Mai così tanti petrolieri alla conferenza per il clima

Ma mentre il negoziato non decolla, i tempi non sono di certo propizi alla prudenza: ci avviamo nei prossimi anni a un aumento delle temperature di 2.6 gradi. Per contrastare questo trend bisognerebbe tagliare del 43% le emissioni entro il 2030 e del 60% entro il 2035, afferma l'Unfcc, la Convenzione quadro delle Nazioni Unite sui cambiamenti climatici.

E sullo sfondo della conferenza aleggia anche lo scenario peggiore, ma non per questo meno probabile: quello che non si raggiunga nessun tipo di accordo. Del resto è proprio sulla riduzione delle fonti di energia fossili che si gioca la partita principale e la tentazione di omettere questo capitolo è forte. Quando a settembre il G20 si è impegnato a incoraggiare gli sforzi per triplicare le energie rinnovabili, la dichiarazione finale è rimasta silente sul destino delle fonti dei maggiori combustibili tutt'ora utilizzati. 

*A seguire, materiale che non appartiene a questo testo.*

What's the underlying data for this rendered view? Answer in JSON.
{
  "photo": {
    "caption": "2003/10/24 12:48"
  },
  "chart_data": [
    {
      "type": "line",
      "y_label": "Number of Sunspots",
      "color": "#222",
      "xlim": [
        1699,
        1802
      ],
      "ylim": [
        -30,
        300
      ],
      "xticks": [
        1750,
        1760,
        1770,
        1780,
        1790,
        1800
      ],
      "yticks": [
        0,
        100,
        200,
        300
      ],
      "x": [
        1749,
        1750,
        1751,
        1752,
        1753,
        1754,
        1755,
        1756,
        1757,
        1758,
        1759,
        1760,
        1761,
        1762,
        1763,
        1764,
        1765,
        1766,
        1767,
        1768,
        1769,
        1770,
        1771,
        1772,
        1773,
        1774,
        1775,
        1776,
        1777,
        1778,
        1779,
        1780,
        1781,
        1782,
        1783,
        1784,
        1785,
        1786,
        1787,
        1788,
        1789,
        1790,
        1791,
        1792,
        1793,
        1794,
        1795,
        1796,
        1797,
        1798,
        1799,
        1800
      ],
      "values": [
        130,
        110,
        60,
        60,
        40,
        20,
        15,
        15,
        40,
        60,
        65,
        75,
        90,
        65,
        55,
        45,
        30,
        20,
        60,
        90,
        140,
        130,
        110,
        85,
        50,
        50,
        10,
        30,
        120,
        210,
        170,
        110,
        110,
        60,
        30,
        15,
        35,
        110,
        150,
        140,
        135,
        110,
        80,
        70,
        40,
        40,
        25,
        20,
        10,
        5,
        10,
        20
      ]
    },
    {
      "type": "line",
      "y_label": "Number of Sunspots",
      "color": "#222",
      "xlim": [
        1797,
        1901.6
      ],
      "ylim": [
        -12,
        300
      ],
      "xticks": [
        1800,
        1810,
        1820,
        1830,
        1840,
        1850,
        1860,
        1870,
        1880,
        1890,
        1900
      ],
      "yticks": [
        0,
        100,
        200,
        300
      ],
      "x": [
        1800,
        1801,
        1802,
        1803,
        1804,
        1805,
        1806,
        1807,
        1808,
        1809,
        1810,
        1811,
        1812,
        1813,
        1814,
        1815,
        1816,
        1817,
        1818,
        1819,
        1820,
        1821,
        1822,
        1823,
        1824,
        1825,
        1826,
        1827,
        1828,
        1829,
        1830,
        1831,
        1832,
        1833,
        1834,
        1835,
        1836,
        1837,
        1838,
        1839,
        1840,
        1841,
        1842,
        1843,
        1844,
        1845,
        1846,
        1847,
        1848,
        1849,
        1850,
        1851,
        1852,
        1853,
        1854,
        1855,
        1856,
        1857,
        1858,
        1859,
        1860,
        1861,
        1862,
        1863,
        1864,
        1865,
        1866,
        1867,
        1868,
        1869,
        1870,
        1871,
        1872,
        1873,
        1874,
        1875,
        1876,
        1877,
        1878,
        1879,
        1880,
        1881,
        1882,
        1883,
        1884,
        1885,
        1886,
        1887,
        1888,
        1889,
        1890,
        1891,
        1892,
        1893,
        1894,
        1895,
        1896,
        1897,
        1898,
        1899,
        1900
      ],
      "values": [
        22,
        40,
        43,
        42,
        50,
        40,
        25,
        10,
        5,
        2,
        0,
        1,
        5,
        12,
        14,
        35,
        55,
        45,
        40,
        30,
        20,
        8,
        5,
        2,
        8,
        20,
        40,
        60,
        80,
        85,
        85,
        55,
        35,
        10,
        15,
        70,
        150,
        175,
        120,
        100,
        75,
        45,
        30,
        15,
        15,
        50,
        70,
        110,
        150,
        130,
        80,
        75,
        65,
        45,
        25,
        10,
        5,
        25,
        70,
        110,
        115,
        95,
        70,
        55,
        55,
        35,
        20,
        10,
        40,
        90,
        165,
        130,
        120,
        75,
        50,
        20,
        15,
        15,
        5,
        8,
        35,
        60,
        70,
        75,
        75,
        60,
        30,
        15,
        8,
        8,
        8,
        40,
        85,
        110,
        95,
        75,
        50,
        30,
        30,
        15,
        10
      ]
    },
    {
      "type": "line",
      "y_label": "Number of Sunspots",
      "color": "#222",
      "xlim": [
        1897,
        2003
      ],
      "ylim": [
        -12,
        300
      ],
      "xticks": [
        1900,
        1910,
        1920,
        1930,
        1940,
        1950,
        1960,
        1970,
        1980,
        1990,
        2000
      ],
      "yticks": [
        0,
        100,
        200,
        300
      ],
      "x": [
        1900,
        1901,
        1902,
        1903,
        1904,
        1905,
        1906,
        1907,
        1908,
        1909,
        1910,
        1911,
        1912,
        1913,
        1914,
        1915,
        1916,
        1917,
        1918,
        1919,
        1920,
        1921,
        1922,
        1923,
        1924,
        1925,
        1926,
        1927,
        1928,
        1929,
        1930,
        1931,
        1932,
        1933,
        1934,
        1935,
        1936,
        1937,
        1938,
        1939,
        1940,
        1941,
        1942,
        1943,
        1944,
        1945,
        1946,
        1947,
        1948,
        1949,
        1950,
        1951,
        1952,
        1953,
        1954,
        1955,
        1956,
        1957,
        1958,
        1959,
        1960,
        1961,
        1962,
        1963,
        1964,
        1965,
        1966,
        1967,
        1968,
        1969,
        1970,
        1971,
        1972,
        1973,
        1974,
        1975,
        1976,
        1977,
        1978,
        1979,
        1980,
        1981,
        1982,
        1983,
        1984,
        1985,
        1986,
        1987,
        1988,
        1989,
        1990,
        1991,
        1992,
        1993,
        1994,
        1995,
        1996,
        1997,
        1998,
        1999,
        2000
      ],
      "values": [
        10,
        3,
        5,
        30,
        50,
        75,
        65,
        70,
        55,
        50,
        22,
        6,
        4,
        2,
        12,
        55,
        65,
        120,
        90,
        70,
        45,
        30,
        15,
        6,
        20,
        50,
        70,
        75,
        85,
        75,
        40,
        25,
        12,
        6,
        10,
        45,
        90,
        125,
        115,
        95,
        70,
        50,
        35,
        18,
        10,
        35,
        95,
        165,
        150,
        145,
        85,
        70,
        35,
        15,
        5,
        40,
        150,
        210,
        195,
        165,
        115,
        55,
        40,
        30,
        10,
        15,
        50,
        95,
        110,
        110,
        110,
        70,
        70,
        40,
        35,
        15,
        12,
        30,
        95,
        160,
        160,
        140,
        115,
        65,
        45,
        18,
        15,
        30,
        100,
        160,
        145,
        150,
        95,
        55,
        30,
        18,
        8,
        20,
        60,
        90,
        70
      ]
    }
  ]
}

Se il nucleare non è più un tabù

Ma, comunque vada, la Cop28 ha fatto riaffiorare anche una parola mai nominata da anni: "nucleare". Dopo l'incidente di Fukushima del 2011, e a quasi 40 anni di distanza dallo spettro di Chernobyl, si ritorna a parlare attivamente di energia nucleare come risorsa che potrebbe facilitare la transizione verso l'abbandono delle energie fossili. E la spinta maggiore è arrivata dal delegato americano John Kerry che ha dichiarato che è "improbabile che si raggiunga la neutralità carbonica entro il 2050 senza il nucleare". 

Attività di lobbying pro-energia atomica sono state portate avanti anche dal presidente francese Macron che ha definito l'energia atomica come energia pulita. La Francia è del resto uno dei paesi leader dell'energia nucleare del mondo e quello di agganciare questa fonte di energia al treno della "transizione energetica" è ghiotto. Tra i paesi pro-nucleari si sono aggiunti anche Giappone, Corea del Sud, Ghana ed Emirati Arabi Uniti che hanno appena costruito la loro prima centrale. 

E molti di loro spingono ora per inserire anche l'energia nucleare nella dichiarazione finale a fianco delle rinnovabili per la lotta al cambiamento climatico. Rimane però il dibattito, tutt'altro che scontato, sulla "pulizia" o meno di queste fonti allo stato attuale. Intanto ventidue paesi di quattro diverso continenti si sono portati avanti e, con una dichiarazione congiunta, hanno affermato di voler triplicare la produzione di energia nucleare per il 2050 per contrastare il cambiamento climatico. 

Il "Phase down" e lo scontro fra paesi più ricchi e più poveri 

Ma, anche se ci si trova di fronte a uno stallo, il dato è che più di 100 paesi al mondo stanno pensando a un abbandono graduale dei combustibili fossili: un dato che potrebbe trasformarsi in un vero passo storico. E che è nelle mani dei due grandi colossi mondiali: Cina e Usa. Nelle ultime ore  l’Inviato speciale di Pechino per il clima  Xie Zhenhua ha dialogato lungamente con il suo omologo americano. 

Lo scontro è soprattutto tra i paesi ricchi e i paesi più poveri del sud del Mondo. Molti di quest'ultimi ammettono che l'abbandono alle fonti fossili danneggerebbe la loro economia e vorrebbero che i paesi ricchi ammettessero di aver contribuito maggiormente all'inquinamento da idrocarburi. Il corollario di una dichiarazione simile potrebbe essere un "Phase Down" ovvero un rallentamento graduale dell'utilizzo di fonti fossili che dovrebbe coinvolgere primariamente le nazioni che finora hanno inquinato maggiormente: ovvero tutto l'Occidente.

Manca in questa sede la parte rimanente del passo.